New Delhi, January 12, 2026 – India has emerged as the world’s top target for mobile attacks yet again, recording a steep 38% year-over-year increase in mobile threats, according to the India findings of the Zscaler ThreatLabz 2025 Mobile, IoT, and OT Threat Report released today.
The country now accounts for a staggering 26% of all global mobile attack activity, underscoring how rapid digitization, UPI-led payments, and super app ecosystems are drawing intensified attention from cybercriminals.
The report highlights that threat actors are increasingly exploiting mobile and IoT ecosystems as organizations lean into hybrid work, app-driven productivity, and connected devices.
ThreatLabz researchers uncovered hundreds of malicious applications on the Google Play Store, many masquerading as productivity and workflow tools in the “Tools” category.
In total, 239 malicious Android applications were identified, collectively downloaded 42 million times, driving a 67% year-over-year surge in Android malware transactions and amplifying risks from spyware and banking malware.

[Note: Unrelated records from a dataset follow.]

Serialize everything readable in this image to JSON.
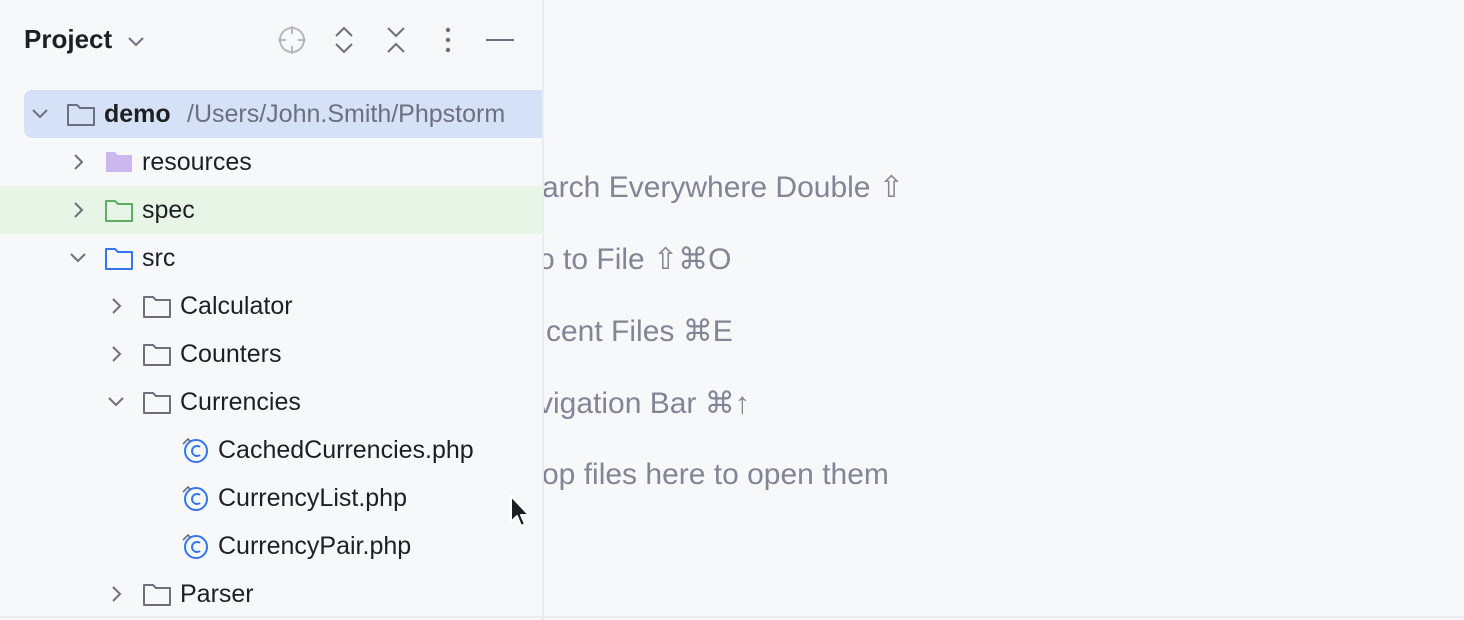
{
  "panel": {
    "title": "Project",
    "title_chevron_icon": "chevron-down-icon",
    "toolbar": [
      {
        "name": "locate-icon"
      },
      {
        "name": "expand-all-icon"
      },
      {
        "name": "collapse-all-icon"
      },
      {
        "name": "more-options-icon"
      },
      {
        "name": "hide-panel-icon"
      }
    ]
  },
  "tree": {
    "root": {
      "label": "demo",
      "path": "/Users/John.Smith/Phpstorm"
    },
    "items": [
      {
        "label": "resources"
      },
      {
        "label": "spec"
      },
      {
        "label": "src"
      },
      {
        "label": "Calculator"
      },
      {
        "label": "Counters"
      },
      {
        "label": "Currencies"
      },
      {
        "label": "CachedCurrencies.php"
      },
      {
        "label": "CurrencyList.php"
      },
      {
        "label": "CurrencyPair.php"
      },
      {
        "label": "Parser"
      }
    ]
  },
  "editor_hints": [
    "arch Everywhere Double ⇧",
    "o to File ⇧⌘O",
    "cent Files ⌘E",
    "vigation Bar ⌘↑",
    "op files here to open them"
  ],
  "colors": {
    "background": "#f7f8fa",
    "selection": "#d5e1f7",
    "test_root_highlight": "#e6f5e6",
    "resources_folder": "#cbb8f0",
    "test_folder": "#5fad65",
    "source_folder": "#3574f0",
    "hint_text": "#818594"
  }
}
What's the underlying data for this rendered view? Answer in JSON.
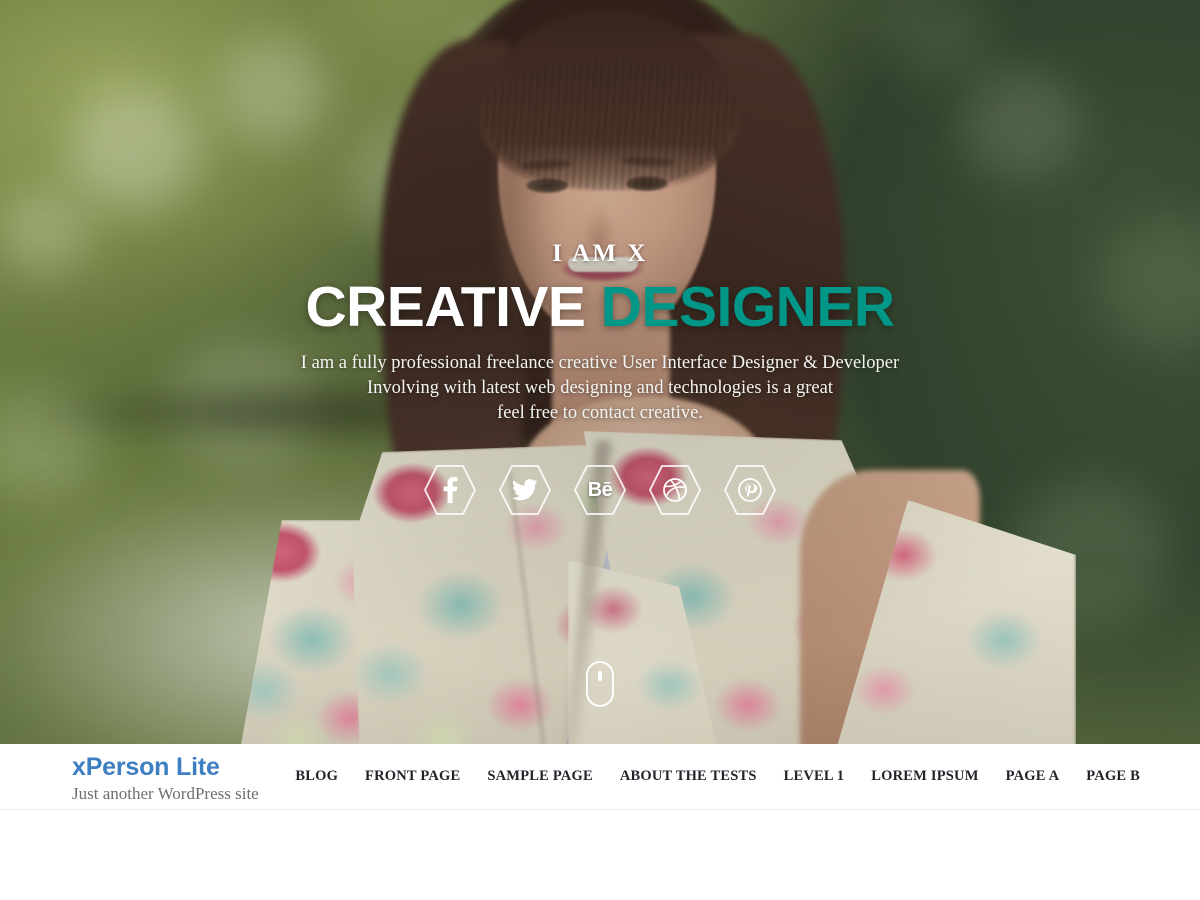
{
  "hero": {
    "pretitle": "I AM X",
    "title_white": "CREATIVE ",
    "title_accent": "DESIGNER",
    "accent_color": "#009688",
    "description": "I am a fully professional freelance creative User Interface Designer & Developer Involving with latest web designing and technologies is a great feel free to contact creative.",
    "description_lines": [
      "I am a fully professional freelance creative User Interface Designer & Developer",
      "Involving with latest web designing and technologies is a great",
      "feel free to contact creative."
    ],
    "background_description": "Smiling woman with brown hair and bangs wearing a floral print jacket, blurred green foliage background",
    "social": [
      {
        "name": "facebook",
        "icon": "facebook-icon",
        "glyph": "f"
      },
      {
        "name": "twitter",
        "icon": "twitter-icon",
        "glyph": ""
      },
      {
        "name": "behance",
        "icon": "behance-icon",
        "glyph": "Bē"
      },
      {
        "name": "dribbble",
        "icon": "dribbble-icon",
        "glyph": ""
      },
      {
        "name": "pinterest",
        "icon": "pinterest-icon",
        "glyph": ""
      }
    ],
    "scroll_indicator": "scroll-down-mouse-icon"
  },
  "header": {
    "site_title": "xPerson Lite",
    "site_title_color": "#3d7fc1",
    "tagline": "Just another WordPress site",
    "nav": [
      {
        "label": "BLOG"
      },
      {
        "label": "FRONT PAGE"
      },
      {
        "label": "SAMPLE PAGE"
      },
      {
        "label": "ABOUT THE TESTS"
      },
      {
        "label": "LEVEL 1"
      },
      {
        "label": "LOREM IPSUM"
      },
      {
        "label": "PAGE A"
      },
      {
        "label": "PAGE B"
      }
    ]
  }
}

On the industry front within India, Retail & Wholesale (38%) and Hospitality, Restaurants and Leisure (31%) emerged as the most targeted verticals, followed by Manufacturing (16%) and Energy, Utilities, Oil & Gas (8%).
Mobile Threats in India Up 38%
The concentration of attacks in consumer-facing, transaction-heavy, and operations-intensive environments reflects adversaries’ focus on high-dependency IoT deployments where downtime or disruption can have outsized impact.
From a threat family perspective, IoT-focused backdoor and botnet malware dominated detections in India.
IoT.Backdoor.Gen.LZ alone accounted for 85% of observed cases, followed by ABRisk.IOTX 0 at 8% and IoT.Exploit.CVE 2020 8195 at 1%, pointing to sustained campaigns aimed at compromising connected devices at scale.
Globally, mobile threat activity is heavily clustered in a handful of regions. India leads with 26% of mobile malware traffic, followed by the United States at 15%, Canada at 14%, Mexico at 5%, and South Africa at 4%.
While India is at the epicenter of mobile attacks, the United States remains the top target for IoT attacks, accounting for 54% of IoT malware traffic.
Hong Kong (15%), Germany (6%), India (5%), and China (4%) round out the top five IoT targets, underscoring how both mature and rapidly digitizing economies are being relentlessly probed.
“India’s challenge is stark with breakneck digitization across UPI, super apps, and a sprawling IoT estate, making the country a high-value target,” said Suvabrata Sinha, CISO in Residence, Zscaler.
He stressed the need to operationalize end-to-end Zero Trust, enforce identity- and device-centric access, continuously inspect encrypted traffic, and embed mobile threat defense into enterprise policy across branch, OT, and cellular IoT environments.
ThreatLabz also flagged several emerging trends: a new Android Void backdoor has infected 1.6 million Android-based TV boxes, primarily in India and Brazil; a new RAT dubbed Xnotice is targeting job seekers in the oil and gas sector in MENA; adware has overtaken Joker as the top mobile threat with 69% of cases, while Joker dropped to 23%; and attackers are shifting away from card-centric fraud in favor of mobile payment abuse.
Deepen Desai, EVP and Chief Security Officer at Zscaler, warned that attackers are “pivoting to areas with maximum impact,” pointing to a 67% rise in mobile malware and a 387% spike in IoT/OT attacks on energy sectors often hosting critical infrastructure.
He argued that a “Zero Trust everywhere” approach, augmented with AI-driven threat detection, is now essential to shrinking attack surfaces and limiting lateral movement as organizations confront a rapidly evolving mobile, IoT, and OT threat landscape.